I am using the following command to mute parts of the audio file with ffmpeg:
ffmpeg.exe -y -i "C:\temp\inputfile3.wav" -filter_complex_script "C:\temp\filter_complex_cmds.txt" "C:\temp\outputfile3.wav"
Inside filter_complex_cmd.txt I have:
[0]aformat=sample_fmts=fltp:sample_rates=44100:channel_layouts=stereo,volume='if(between(t,0.95,1.05),0*(t-0.95) + 0,1)':eval=frame,volume='if(between(t,1.15,1.25),0*(t-1.15) + 0,1)':eval=frame,volume='if(between(t,1.41,1.49),0*(t-1.41) + 0,1)':eval=frame,volume='if(between(t,2.10,2.35),0*(t-2.10) + 0,1)':eval=frame,volume='if(between(t,2.75,2.85),0*(t-2.75) + 0,1)':eval=frame, etc. x1000...
You get the idea - many, many calls to reduce volume at specific times. However, when I look at outputfile3.wav, the volume is not reduced from 0.95000 to 1.05000 seconds, but instead from 0.952018 to 1.068118 (i.e. off by 2 and 18 milliseconds respectively) and not from 1.150000 to 1.250000 seconds but from 1.160998 to 1.253878 milliseconds, etc. It can sometimes be off by as many as 20 milliseconds.
Can anyone tell me what's going on and what to do to make it precise?
Also, while I can reserve it for a separate question, but I also want to be able to find a fade out/fade in commands that would make this change to and from silence a bit more smooth by dialing it down and up over the course of 20 milliseconds around my "volume 0" times.

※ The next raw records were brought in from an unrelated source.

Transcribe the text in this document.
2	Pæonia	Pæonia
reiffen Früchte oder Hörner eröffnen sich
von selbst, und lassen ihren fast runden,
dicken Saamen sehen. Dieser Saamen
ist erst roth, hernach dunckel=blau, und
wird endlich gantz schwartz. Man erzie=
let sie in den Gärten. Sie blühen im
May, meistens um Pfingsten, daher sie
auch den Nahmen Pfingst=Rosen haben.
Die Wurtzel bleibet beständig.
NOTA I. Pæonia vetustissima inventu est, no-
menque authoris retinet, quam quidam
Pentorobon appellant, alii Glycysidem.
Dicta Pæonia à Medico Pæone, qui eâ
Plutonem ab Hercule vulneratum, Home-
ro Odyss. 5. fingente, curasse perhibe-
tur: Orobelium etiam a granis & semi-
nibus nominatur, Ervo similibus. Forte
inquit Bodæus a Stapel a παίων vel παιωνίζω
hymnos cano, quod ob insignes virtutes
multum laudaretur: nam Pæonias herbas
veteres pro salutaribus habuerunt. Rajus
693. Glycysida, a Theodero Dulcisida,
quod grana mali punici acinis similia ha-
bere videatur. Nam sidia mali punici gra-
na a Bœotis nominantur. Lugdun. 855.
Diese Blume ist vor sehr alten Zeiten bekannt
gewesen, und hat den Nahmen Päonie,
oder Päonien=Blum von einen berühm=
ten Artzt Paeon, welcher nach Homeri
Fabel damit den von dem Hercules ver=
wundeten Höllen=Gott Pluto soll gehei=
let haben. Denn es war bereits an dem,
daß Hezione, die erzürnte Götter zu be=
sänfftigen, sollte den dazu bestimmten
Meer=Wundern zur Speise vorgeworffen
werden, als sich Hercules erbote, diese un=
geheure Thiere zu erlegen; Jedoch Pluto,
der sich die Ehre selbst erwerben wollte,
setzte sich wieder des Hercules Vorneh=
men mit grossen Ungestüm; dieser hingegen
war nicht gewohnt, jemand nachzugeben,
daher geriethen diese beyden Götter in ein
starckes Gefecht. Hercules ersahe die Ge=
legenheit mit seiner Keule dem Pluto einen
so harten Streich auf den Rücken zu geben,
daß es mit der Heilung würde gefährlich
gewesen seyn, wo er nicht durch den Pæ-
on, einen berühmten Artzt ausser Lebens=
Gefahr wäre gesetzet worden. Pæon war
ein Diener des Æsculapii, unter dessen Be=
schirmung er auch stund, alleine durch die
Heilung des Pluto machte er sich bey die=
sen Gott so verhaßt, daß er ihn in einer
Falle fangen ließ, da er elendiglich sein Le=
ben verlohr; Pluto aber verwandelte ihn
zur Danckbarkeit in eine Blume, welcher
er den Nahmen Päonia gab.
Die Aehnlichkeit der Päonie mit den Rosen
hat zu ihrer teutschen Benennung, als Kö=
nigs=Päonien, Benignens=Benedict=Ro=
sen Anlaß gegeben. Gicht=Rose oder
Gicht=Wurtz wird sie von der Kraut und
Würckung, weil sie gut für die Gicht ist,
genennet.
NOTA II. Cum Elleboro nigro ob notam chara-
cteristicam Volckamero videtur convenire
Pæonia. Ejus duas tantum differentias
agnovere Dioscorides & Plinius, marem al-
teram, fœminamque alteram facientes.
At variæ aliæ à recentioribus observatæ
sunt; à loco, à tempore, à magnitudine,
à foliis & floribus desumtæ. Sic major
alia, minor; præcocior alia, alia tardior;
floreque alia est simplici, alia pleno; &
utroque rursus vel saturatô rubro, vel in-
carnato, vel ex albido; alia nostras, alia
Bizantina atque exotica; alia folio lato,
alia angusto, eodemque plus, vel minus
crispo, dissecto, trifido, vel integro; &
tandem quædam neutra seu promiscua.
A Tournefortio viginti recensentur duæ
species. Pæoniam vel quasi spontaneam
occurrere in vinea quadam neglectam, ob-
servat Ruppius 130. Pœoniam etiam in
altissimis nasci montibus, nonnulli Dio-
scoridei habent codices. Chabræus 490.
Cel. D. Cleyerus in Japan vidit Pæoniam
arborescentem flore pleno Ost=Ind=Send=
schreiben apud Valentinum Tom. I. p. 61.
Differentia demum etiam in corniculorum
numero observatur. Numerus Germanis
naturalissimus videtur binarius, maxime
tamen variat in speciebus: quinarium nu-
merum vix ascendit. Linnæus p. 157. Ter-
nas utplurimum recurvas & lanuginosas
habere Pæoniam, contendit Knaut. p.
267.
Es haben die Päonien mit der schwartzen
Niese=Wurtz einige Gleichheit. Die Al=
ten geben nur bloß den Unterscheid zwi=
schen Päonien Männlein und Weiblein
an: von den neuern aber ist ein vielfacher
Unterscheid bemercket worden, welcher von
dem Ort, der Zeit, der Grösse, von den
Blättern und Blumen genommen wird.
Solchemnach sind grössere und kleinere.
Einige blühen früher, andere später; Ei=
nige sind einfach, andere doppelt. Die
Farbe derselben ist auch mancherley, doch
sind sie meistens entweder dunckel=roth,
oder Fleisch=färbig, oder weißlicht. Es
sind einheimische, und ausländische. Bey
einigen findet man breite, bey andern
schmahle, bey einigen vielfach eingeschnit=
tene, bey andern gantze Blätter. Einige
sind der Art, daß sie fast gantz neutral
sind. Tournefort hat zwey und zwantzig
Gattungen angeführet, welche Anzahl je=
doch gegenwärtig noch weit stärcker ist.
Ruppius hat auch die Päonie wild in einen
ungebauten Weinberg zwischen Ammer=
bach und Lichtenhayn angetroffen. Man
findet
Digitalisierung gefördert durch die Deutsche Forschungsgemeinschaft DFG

Audio sample data is framed, and the volume filter operates upon whole frames. The frame size depends upon the source. For LPCM audio, what a WAV would typically have, frame size is 1024 samples. Since your sample rate is 44100 after aformat
, frame X's timestamp will be X * 1024/44100
seconds.
You can reframe the data to get more precise targetting by using asetnsamples i.e. aformat=...,asetnsamples=44,volume=...
. Since sample rate/1000
is not an integer, there will remain a small imprecision.